MOON: Yeah, well, we should point out that there has been a division among business leaders, to some degree. The state's Chamber of Commerce has been leading the opposition. Primary argument to this has been that trying to solve the problem of global warming by a state by state basis is set up to fail because it'll just cause businesses to go elsewhere, and it'll make this state less attractive to businesses that might come here. Vincent Sollitto is a spokesman for the California Chamber of Commerce. He says this is a lose/lose proposition for the state.

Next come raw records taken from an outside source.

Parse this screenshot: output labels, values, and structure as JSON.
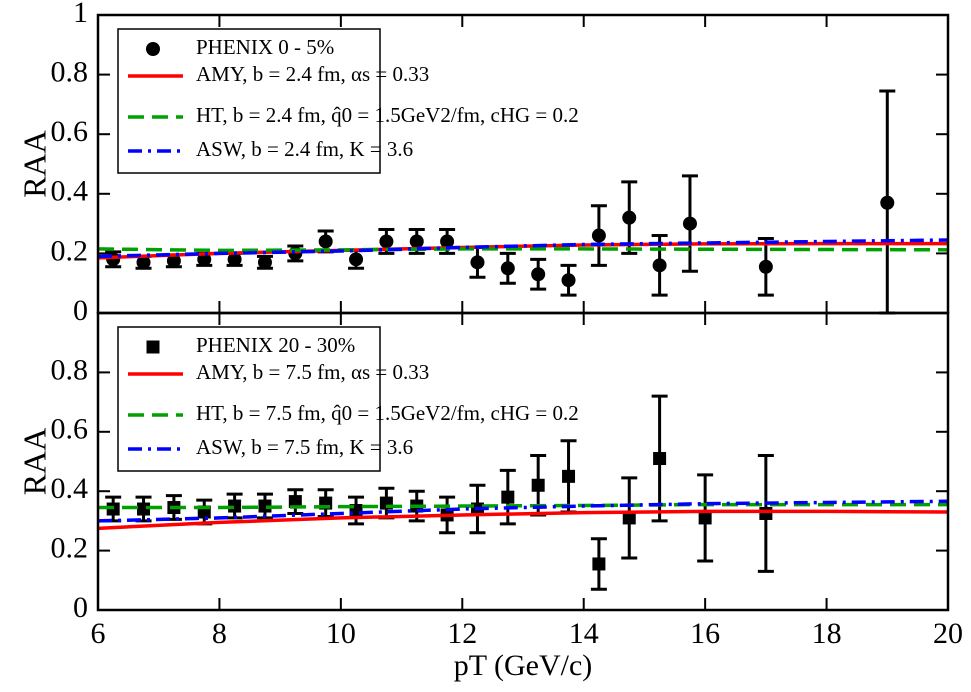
{
  "chart_data": [
    {
      "type": "line",
      "ylabel": "RAA",
      "xlim": [
        6,
        20
      ],
      "ylim": [
        0,
        1
      ],
      "yticks": [
        0,
        0.2,
        0.4,
        0.6,
        0.8,
        1
      ],
      "series": [
        {
          "name": "PHENIX 0 - 5%",
          "color": "#000000",
          "marker": "circle",
          "x": [
            6.25,
            6.75,
            7.25,
            7.75,
            8.25,
            8.75,
            9.25,
            9.75,
            10.25,
            10.75,
            11.25,
            11.75,
            12.25,
            12.75,
            13.25,
            13.75,
            14.25,
            14.75,
            15.25,
            15.75,
            17,
            19
          ],
          "values": [
            0.18,
            0.17,
            0.175,
            0.18,
            0.18,
            0.17,
            0.2,
            0.24,
            0.18,
            0.24,
            0.24,
            0.24,
            0.17,
            0.15,
            0.13,
            0.11,
            0.26,
            0.32,
            0.16,
            0.3,
            0.155,
            0.37
          ],
          "errors": [
            0.025,
            0.02,
            0.02,
            0.02,
            0.02,
            0.02,
            0.025,
            0.035,
            0.03,
            0.04,
            0.04,
            0.04,
            0.05,
            0.05,
            0.05,
            0.05,
            0.1,
            0.12,
            0.1,
            0.16,
            0.095,
            0.375
          ]
        },
        {
          "name": "AMY, b = 2.4 fm, αs = 0.33",
          "color": "#ff0000",
          "style": "solid",
          "x": [
            6,
            8,
            10,
            12,
            14,
            16,
            18,
            20
          ],
          "values": [
            0.185,
            0.2,
            0.21,
            0.22,
            0.228,
            0.232,
            0.233,
            0.233
          ]
        },
        {
          "name": "HT, b = 2.4 fm, q̂0 = 1.5GeV2/fm, cHG = 0.2",
          "color": "#00a000",
          "style": "dashed",
          "x": [
            6,
            8,
            10,
            12,
            14,
            16,
            18,
            20
          ],
          "values": [
            0.215,
            0.21,
            0.212,
            0.215,
            0.215,
            0.214,
            0.213,
            0.212
          ]
        },
        {
          "name": "ASW, b = 2.4 fm, K = 3.6",
          "color": "#0000ff",
          "style": "dashdot",
          "x": [
            6,
            8,
            10,
            12,
            14,
            16,
            18,
            20
          ],
          "values": [
            0.19,
            0.2,
            0.208,
            0.22,
            0.23,
            0.235,
            0.24,
            0.245
          ]
        }
      ]
    },
    {
      "type": "line",
      "ylabel": "RAA",
      "xlabel": "pT (GeV/c)",
      "xlim": [
        6,
        20
      ],
      "ylim": [
        0,
        1
      ],
      "xticks": [
        6,
        8,
        10,
        12,
        14,
        16,
        18,
        20
      ],
      "yticks": [
        0,
        0.2,
        0.4,
        0.6,
        0.8
      ],
      "series": [
        {
          "name": "PHENIX 20 - 30%",
          "color": "#000000",
          "marker": "square",
          "x": [
            6.25,
            6.75,
            7.25,
            7.75,
            8.25,
            8.75,
            9.25,
            9.75,
            10.25,
            10.75,
            11.25,
            11.75,
            12.25,
            12.75,
            13.25,
            13.75,
            14.25,
            14.75,
            15.25,
            16,
            17
          ],
          "values": [
            0.34,
            0.34,
            0.345,
            0.33,
            0.35,
            0.35,
            0.365,
            0.36,
            0.335,
            0.36,
            0.35,
            0.32,
            0.34,
            0.38,
            0.42,
            0.45,
            0.155,
            0.31,
            0.51,
            0.31,
            0.325
          ],
          "errors": [
            0.04,
            0.04,
            0.04,
            0.04,
            0.04,
            0.04,
            0.04,
            0.045,
            0.045,
            0.05,
            0.05,
            0.06,
            0.08,
            0.09,
            0.1,
            0.12,
            0.085,
            0.135,
            0.21,
            0.145,
            0.195
          ]
        },
        {
          "name": "AMY, b = 7.5 fm, αs = 0.33",
          "color": "#ff0000",
          "style": "solid",
          "x": [
            6,
            8,
            10,
            12,
            14,
            16,
            18,
            20
          ],
          "values": [
            0.275,
            0.295,
            0.31,
            0.32,
            0.328,
            0.332,
            0.332,
            0.33
          ]
        },
        {
          "name": "HT, b = 7.5 fm, q̂0 = 1.5GeV2/fm, cHG = 0.2",
          "color": "#00a000",
          "style": "dashed",
          "x": [
            6,
            8,
            10,
            12,
            14,
            16,
            18,
            20
          ],
          "values": [
            0.345,
            0.345,
            0.348,
            0.35,
            0.352,
            0.355,
            0.355,
            0.355
          ]
        },
        {
          "name": "ASW, b = 7.5 fm, K = 3.6",
          "color": "#0000ff",
          "style": "dashdot",
          "x": [
            6,
            8,
            10,
            12,
            14,
            16,
            18,
            20
          ],
          "values": [
            0.3,
            0.31,
            0.325,
            0.34,
            0.35,
            0.358,
            0.362,
            0.366
          ]
        }
      ]
    }
  ]
}
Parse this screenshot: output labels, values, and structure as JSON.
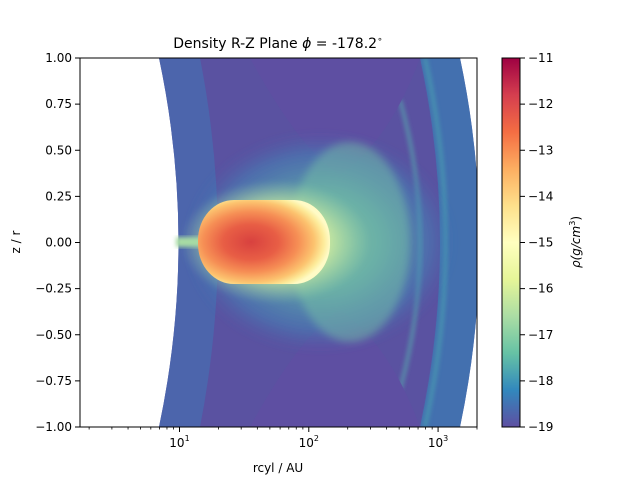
{
  "chart_data": {
    "type": "heatmap",
    "title_prefix": "Density R-Z Plane",
    "phi_symbol": "ϕ",
    "phi_value": " =  -178.2",
    "phi_unit": "∘",
    "xlabel": "rcyl / AU",
    "ylabel": "z / r",
    "xscale": "log",
    "xlim": [
      1.7,
      2000
    ],
    "ylim": [
      -1.0,
      1.0
    ],
    "x_major_ticks": [
      {
        "value": 10,
        "base": "10",
        "exp": "1"
      },
      {
        "value": 100,
        "base": "10",
        "exp": "2"
      },
      {
        "value": 1000,
        "base": "10",
        "exp": "3"
      }
    ],
    "y_ticks": [
      {
        "value": 1.0,
        "label": "1.00"
      },
      {
        "value": 0.75,
        "label": "0.75"
      },
      {
        "value": 0.5,
        "label": "0.50"
      },
      {
        "value": 0.25,
        "label": "0.25"
      },
      {
        "value": 0.0,
        "label": "0.00"
      },
      {
        "value": -0.25,
        "label": "−0.25"
      },
      {
        "value": -0.5,
        "label": "−0.50"
      },
      {
        "value": -0.75,
        "label": "−0.75"
      },
      {
        "value": -1.0,
        "label": "−1.00"
      }
    ],
    "colorbar": {
      "label_rho": "ρ",
      "label_unit": "(g/cm",
      "label_exp": "3",
      "label_close": ")",
      "colormap": "Spectral_r",
      "range": [
        -19,
        -11
      ],
      "ticks": [
        {
          "value": -11,
          "label": "−11"
        },
        {
          "value": -12,
          "label": "−12"
        },
        {
          "value": -13,
          "label": "−13"
        },
        {
          "value": -14,
          "label": "−14"
        },
        {
          "value": -15,
          "label": "−15"
        },
        {
          "value": -16,
          "label": "−16"
        },
        {
          "value": -17,
          "label": "−17"
        },
        {
          "value": -18,
          "label": "−18"
        },
        {
          "value": -19,
          "label": "−19"
        }
      ]
    },
    "colors": {
      "background_density": "#5e4fa2",
      "outer_envelope": "#3e6fb0",
      "core_peak": "#d8413f"
    }
  }
}
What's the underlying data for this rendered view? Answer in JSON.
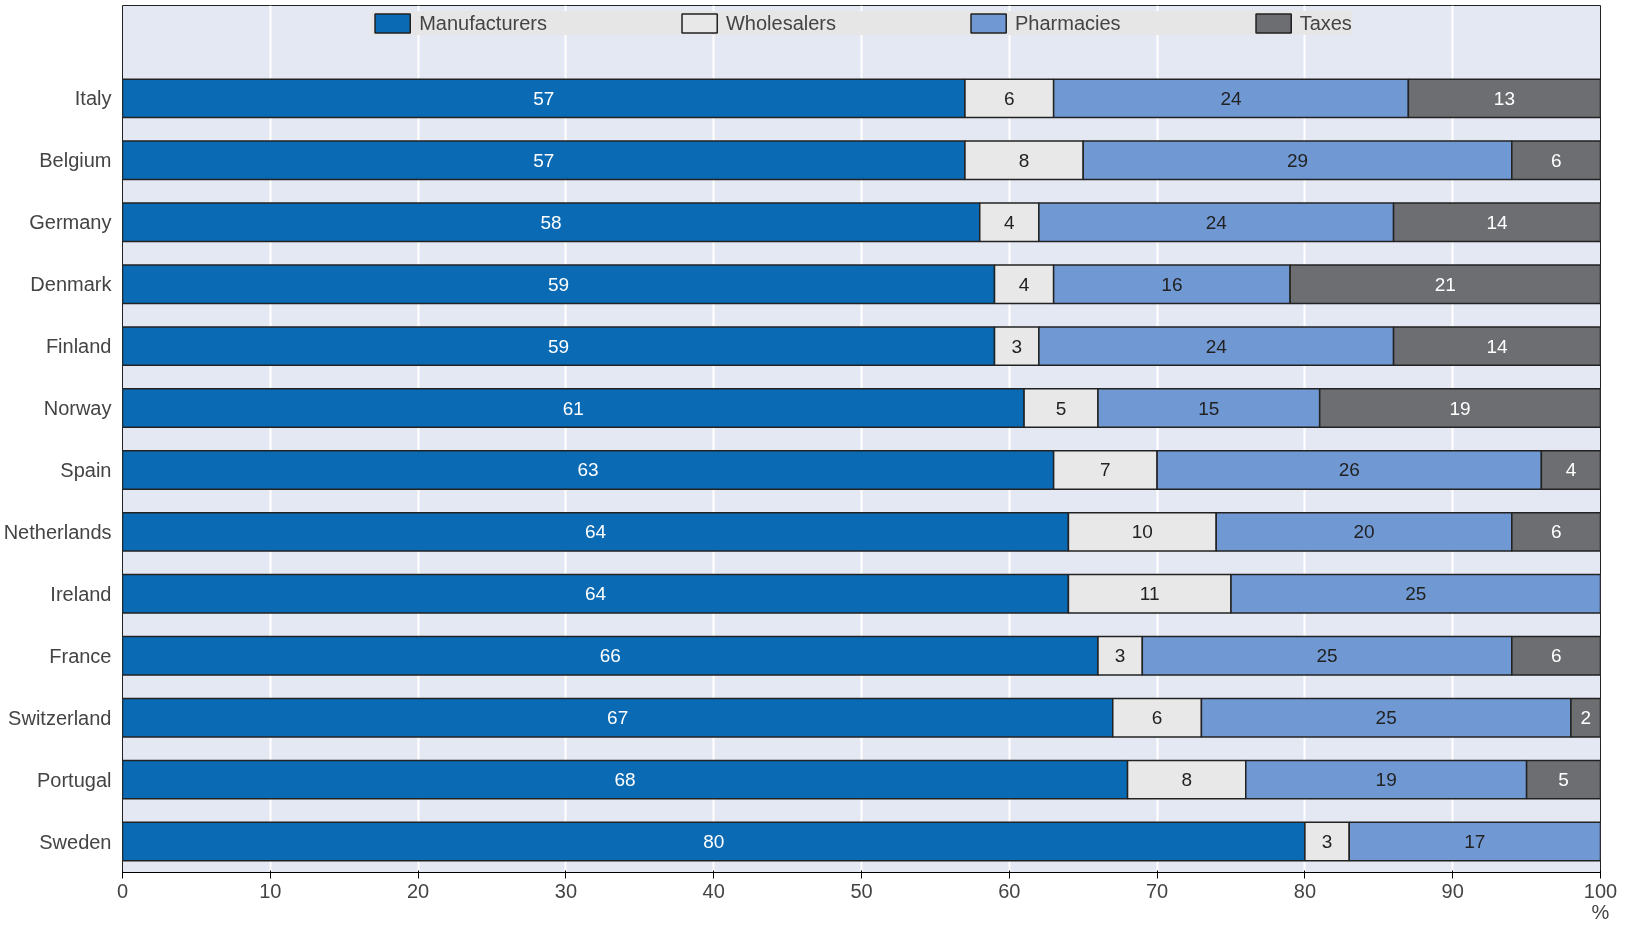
{
  "chart_data": {
    "type": "bar",
    "orientation": "horizontal",
    "stacked": true,
    "data_labels": true,
    "grid": "x",
    "legend": "top",
    "xlabel": "%",
    "xlim": [
      0,
      100
    ],
    "xticks": [
      0,
      10,
      20,
      30,
      40,
      50,
      60,
      70,
      80,
      90,
      100
    ],
    "categories": [
      "Italy",
      "Belgium",
      "Germany",
      "Denmark",
      "Finland",
      "Norway",
      "Spain",
      "Netherlands",
      "Ireland",
      "France",
      "Switzerland",
      "Portugal",
      "Sweden"
    ],
    "series": [
      {
        "name": "Manufacturers",
        "color": "#0a6ab4",
        "values": [
          57,
          57,
          58,
          59,
          59,
          61,
          63,
          64,
          64,
          66,
          67,
          68,
          80
        ]
      },
      {
        "name": "Wholesalers",
        "color": "#e8e8e8",
        "values": [
          6,
          8,
          4,
          4,
          3,
          5,
          7,
          10,
          11,
          3,
          6,
          8,
          3
        ]
      },
      {
        "name": "Pharmacies",
        "color": "#7099d4",
        "values": [
          24,
          29,
          24,
          16,
          24,
          15,
          26,
          20,
          25,
          25,
          25,
          19,
          17
        ]
      },
      {
        "name": "Taxes",
        "color": "#6d6e71",
        "values": [
          13,
          6,
          14,
          21,
          14,
          19,
          4,
          6,
          null,
          6,
          2,
          5,
          null
        ]
      }
    ]
  }
}
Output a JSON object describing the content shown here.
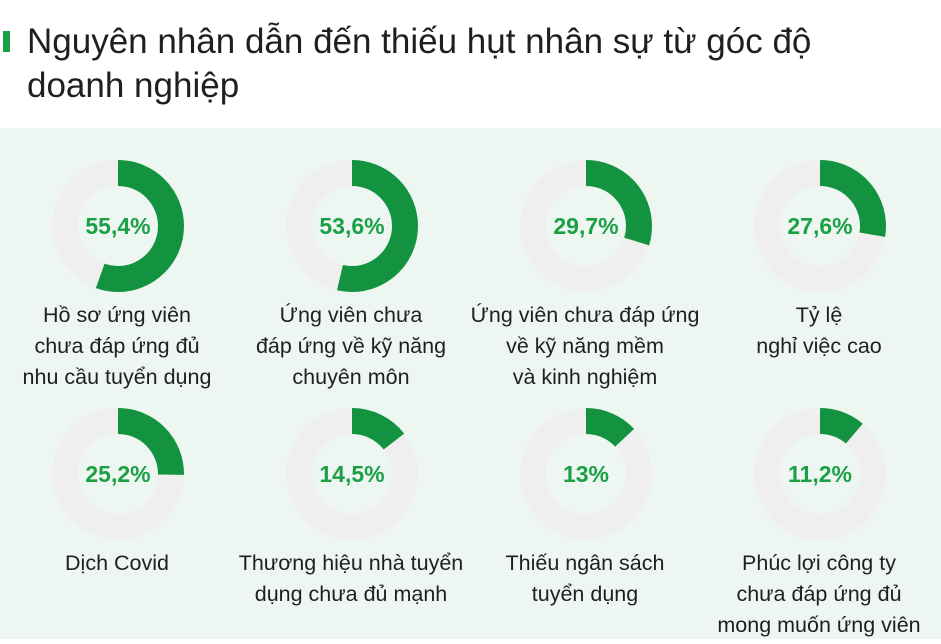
{
  "title_lines": [
    "Nguyên nhân dẫn đến thiếu hụt nhân sự từ góc độ",
    "doanh nghiệp"
  ],
  "colors": {
    "accent": "#1aa045",
    "ring_fill": "#13933f",
    "ring_track": "#efefef",
    "panel_bg": "#eef6f1",
    "percent_text": "#1aa045"
  },
  "chart_data": {
    "type": "donut",
    "unit": "%",
    "items": [
      {
        "value": 55.4,
        "percent_label": "55,4%",
        "label_lines": [
          "Hồ sơ ứng viên",
          "chưa đáp ứng đủ",
          "nhu cầu tuyển dụng"
        ]
      },
      {
        "value": 53.6,
        "percent_label": "53,6%",
        "label_lines": [
          "Ứng viên chưa",
          "đáp ứng về kỹ năng",
          "chuyên môn"
        ]
      },
      {
        "value": 29.7,
        "percent_label": "29,7%",
        "label_lines": [
          "Ứng viên chưa đáp ứng",
          "về kỹ năng mềm",
          "và kinh nghiệm"
        ]
      },
      {
        "value": 27.6,
        "percent_label": "27,6%",
        "label_lines": [
          "Tỷ lệ",
          "nghỉ việc cao"
        ]
      },
      {
        "value": 25.2,
        "percent_label": "25,2%",
        "label_lines": [
          "Dịch Covid"
        ]
      },
      {
        "value": 14.5,
        "percent_label": "14,5%",
        "label_lines": [
          "Thương hiệu nhà tuyển",
          "dụng chưa đủ mạnh"
        ]
      },
      {
        "value": 13,
        "percent_label": "13%",
        "label_lines": [
          "Thiếu ngân sách",
          "tuyển dụng"
        ]
      },
      {
        "value": 11.2,
        "percent_label": "11,2%",
        "label_lines": [
          "Phúc lợi công ty",
          "chưa đáp ứng đủ",
          "mong muốn ứng viên"
        ]
      }
    ]
  }
}
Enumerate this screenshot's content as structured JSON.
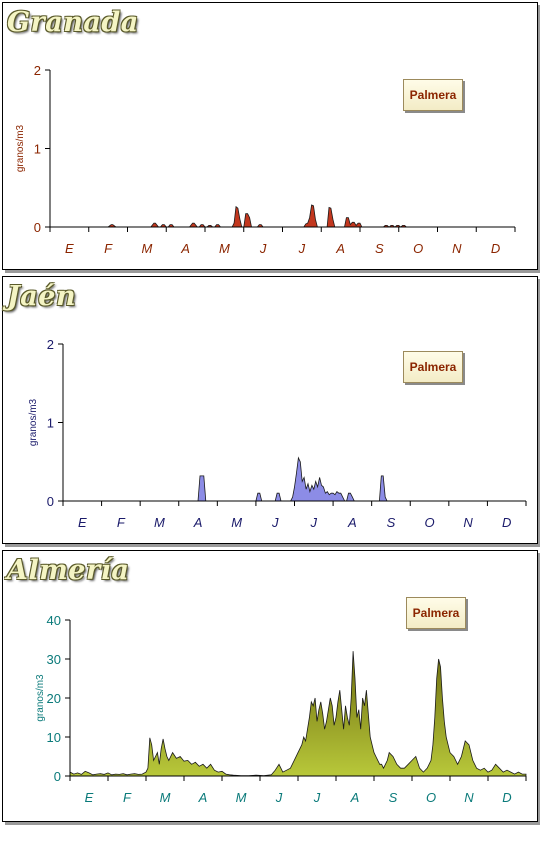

Mr. VINCENT SOLLITTO (California Chamber of Commerce): If a business leaves California and takes not only their jobs but their greenhouse gas emissions with them to another state or country, then we won't have done anything to reduce emissions or impact the global climate problem, but we'll have lost jobs and businesses in our state for no reason.
MOON: And the Western States Petroleum Association also came out in opposition to this, saying that it hasn't really been thought through. There hasn't been proper review and scrutiny of the economic impacts.
CHADWICK: Well, Congress has failed to pass these kinds of restrictions and cutbacks, although there have been several attempts at the national level. What about the prospect of this idea spreading to other states?
MOON: Well, lawmakers who supported this legislation made it clear that that was really one of their big motivations, to come up with legislation that environmental groups especially could point to as a model program for the rest of the country. But as you mentioned, Arnold Schwarzenegger actually broke with the Bush administration in supporting this plan, and the White House and Republicans in Congress have really quite vociferously opposed similar plans at the national level. So it will remain to be seen whether this will pick up any steam nationwide.
Today in the MARKETPLACE newsroom, we're continuing to take a look at the possible ramifications of this plan.
CHADWICK: Thank you, Bob. Bob Moon of Public Radio's daily business show MARKETPLACE, produced by American Public Media.